Я поднёс руки к лицу – напрочь грязные. Схватив кусок влажной ткани, что оставили сохнуть на окне, сорвался на бег.

Завернув к каналу припустил ещё быстрее, усмотрев жандармов на мостовой. Остановившись в тёмном углу меж домов, поспешно утёр лицо и руки. Пусть Ксана и делала вид, что её ни капли не волнует грязь под моими ногтями или дурной запах, что исходил от меня после дня работы на рынке и ночи на полу таверны, но я знал, что это не так. Иногда я был и сам себе неприятен, однако выбора не оставалось. Или я выживаю как могу, но остаюсь свободным, или я отправлюсь в услужение с другими сиротами. А о том, как господа обращаются с прислугой и говорить не стоит. Чего только стоит один мальчишка, двумя годами младше меня самого, забитый до смерти одним стариком – часовщиком за то лишь, что посмел тронуть своими грязными сиротскими руками его семейную реликвию – массивные трёхсотлетние часы.
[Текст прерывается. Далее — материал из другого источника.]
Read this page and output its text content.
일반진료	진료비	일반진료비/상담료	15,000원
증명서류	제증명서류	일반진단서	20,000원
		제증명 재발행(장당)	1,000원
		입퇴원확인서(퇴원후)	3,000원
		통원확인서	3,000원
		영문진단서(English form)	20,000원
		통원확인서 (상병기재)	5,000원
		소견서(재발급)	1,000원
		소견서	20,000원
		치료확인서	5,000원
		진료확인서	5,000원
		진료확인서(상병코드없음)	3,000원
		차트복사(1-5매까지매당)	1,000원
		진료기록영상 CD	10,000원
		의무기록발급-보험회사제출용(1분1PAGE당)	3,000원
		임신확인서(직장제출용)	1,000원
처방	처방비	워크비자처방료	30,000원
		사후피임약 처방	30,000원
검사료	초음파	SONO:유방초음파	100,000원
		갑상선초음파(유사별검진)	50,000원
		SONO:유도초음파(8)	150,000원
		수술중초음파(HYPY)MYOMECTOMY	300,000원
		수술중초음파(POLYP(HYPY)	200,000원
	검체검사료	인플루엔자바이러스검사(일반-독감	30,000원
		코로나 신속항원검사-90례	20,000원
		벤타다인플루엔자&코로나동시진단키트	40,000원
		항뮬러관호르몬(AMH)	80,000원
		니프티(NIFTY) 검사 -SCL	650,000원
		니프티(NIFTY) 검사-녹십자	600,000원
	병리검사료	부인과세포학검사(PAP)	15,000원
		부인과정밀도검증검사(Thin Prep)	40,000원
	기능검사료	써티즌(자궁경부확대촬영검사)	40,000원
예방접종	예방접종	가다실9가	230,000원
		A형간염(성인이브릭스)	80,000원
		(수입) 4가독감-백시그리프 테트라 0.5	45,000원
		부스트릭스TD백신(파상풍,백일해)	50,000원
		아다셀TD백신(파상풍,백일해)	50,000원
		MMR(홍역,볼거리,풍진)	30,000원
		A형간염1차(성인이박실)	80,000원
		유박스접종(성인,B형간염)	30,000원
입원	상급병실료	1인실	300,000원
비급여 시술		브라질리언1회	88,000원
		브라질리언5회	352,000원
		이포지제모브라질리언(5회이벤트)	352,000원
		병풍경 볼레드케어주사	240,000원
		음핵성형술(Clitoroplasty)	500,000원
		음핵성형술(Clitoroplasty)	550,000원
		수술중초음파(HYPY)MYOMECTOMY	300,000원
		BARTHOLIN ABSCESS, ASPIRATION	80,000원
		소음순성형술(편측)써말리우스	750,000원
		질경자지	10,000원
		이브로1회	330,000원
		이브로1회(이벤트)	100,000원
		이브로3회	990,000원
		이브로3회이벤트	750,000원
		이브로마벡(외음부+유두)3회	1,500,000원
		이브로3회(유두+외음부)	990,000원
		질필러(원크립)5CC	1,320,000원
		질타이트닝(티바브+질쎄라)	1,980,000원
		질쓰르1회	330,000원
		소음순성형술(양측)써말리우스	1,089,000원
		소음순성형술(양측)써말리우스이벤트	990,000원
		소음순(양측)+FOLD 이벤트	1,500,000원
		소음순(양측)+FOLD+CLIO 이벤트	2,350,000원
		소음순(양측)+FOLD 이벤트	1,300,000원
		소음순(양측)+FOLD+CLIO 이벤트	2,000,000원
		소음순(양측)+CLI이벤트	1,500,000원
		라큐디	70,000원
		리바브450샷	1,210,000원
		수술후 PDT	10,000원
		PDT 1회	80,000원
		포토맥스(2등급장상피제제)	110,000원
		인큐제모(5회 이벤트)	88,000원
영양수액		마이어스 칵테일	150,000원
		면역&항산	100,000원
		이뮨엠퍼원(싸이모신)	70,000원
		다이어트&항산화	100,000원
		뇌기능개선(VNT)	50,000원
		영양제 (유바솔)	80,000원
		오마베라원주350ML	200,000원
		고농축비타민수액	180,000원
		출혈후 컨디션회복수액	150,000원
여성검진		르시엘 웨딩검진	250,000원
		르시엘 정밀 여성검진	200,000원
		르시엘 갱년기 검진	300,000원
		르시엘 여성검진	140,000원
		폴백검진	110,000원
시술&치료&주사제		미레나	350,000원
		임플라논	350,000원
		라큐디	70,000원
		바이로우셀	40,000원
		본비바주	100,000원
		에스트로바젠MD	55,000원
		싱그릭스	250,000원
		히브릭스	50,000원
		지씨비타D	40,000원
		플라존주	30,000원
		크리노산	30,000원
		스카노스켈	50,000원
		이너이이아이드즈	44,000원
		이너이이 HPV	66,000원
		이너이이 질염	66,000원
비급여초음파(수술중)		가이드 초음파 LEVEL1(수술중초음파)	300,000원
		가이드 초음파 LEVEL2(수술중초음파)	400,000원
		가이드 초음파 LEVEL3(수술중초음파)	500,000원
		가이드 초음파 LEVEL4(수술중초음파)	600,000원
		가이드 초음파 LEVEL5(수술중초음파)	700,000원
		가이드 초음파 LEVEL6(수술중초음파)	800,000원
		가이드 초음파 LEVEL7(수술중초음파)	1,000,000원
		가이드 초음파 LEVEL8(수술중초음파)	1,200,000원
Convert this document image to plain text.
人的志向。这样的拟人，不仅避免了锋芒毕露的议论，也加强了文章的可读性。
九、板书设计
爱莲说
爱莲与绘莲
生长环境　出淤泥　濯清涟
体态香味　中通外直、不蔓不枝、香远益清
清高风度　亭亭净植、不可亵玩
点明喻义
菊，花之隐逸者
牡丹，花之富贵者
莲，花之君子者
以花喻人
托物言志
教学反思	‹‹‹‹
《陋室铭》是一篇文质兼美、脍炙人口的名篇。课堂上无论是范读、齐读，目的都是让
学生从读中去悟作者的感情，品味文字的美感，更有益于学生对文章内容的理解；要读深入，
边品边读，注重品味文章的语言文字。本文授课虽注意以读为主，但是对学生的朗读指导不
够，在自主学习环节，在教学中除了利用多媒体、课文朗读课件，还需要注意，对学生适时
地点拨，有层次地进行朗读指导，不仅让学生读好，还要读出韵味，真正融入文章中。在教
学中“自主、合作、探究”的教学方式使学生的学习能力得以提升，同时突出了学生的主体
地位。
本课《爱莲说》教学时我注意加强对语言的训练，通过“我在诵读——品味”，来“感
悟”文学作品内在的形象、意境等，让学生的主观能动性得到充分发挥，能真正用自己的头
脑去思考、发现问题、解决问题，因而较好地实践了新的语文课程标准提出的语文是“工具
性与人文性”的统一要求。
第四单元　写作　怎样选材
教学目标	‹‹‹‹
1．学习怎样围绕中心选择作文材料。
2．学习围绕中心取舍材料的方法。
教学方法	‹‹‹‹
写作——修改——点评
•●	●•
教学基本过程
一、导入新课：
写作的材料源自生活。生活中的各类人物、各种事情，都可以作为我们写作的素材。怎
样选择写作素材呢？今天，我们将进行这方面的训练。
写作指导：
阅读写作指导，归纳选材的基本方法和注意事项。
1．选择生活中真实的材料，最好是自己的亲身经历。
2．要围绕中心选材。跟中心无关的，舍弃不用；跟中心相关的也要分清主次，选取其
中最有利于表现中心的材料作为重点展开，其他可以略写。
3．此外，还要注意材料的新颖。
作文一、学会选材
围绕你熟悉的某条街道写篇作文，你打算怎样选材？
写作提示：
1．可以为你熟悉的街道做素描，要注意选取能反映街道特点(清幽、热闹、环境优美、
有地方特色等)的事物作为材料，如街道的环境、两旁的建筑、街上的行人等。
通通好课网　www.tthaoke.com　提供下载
– Тимс! – раздался тонкий голосок Ксаны откуда-то сверху.

Подняв голову, сперва увидел длинные, густые светло – рыжие волосы, что свисали на добрую половину ярда ниже окна, а затем уже её саму. Ксана счастливо улыбалась, карие глаза горели азартом. Спустя секунду она уже, выбравшись из окна, поднималась на ноги, балансируя на носочках в оконной раме второго этажа. Длинные простые юбки обвивали её ноги и слегка путались, перекручиваясь каждый раз, как дул ветер.

Я внимательно слежу за ней, готовый броситься в любую секунду, если она не удержится. Хотя мы проделываем этот трюк уже не первый год, я все равно продолжаю переживать, когда она подтягивается на руках к кривой деревянной стремянке, прибитой по скосу крыши. По ней мы всегда взбираемся на самый верх.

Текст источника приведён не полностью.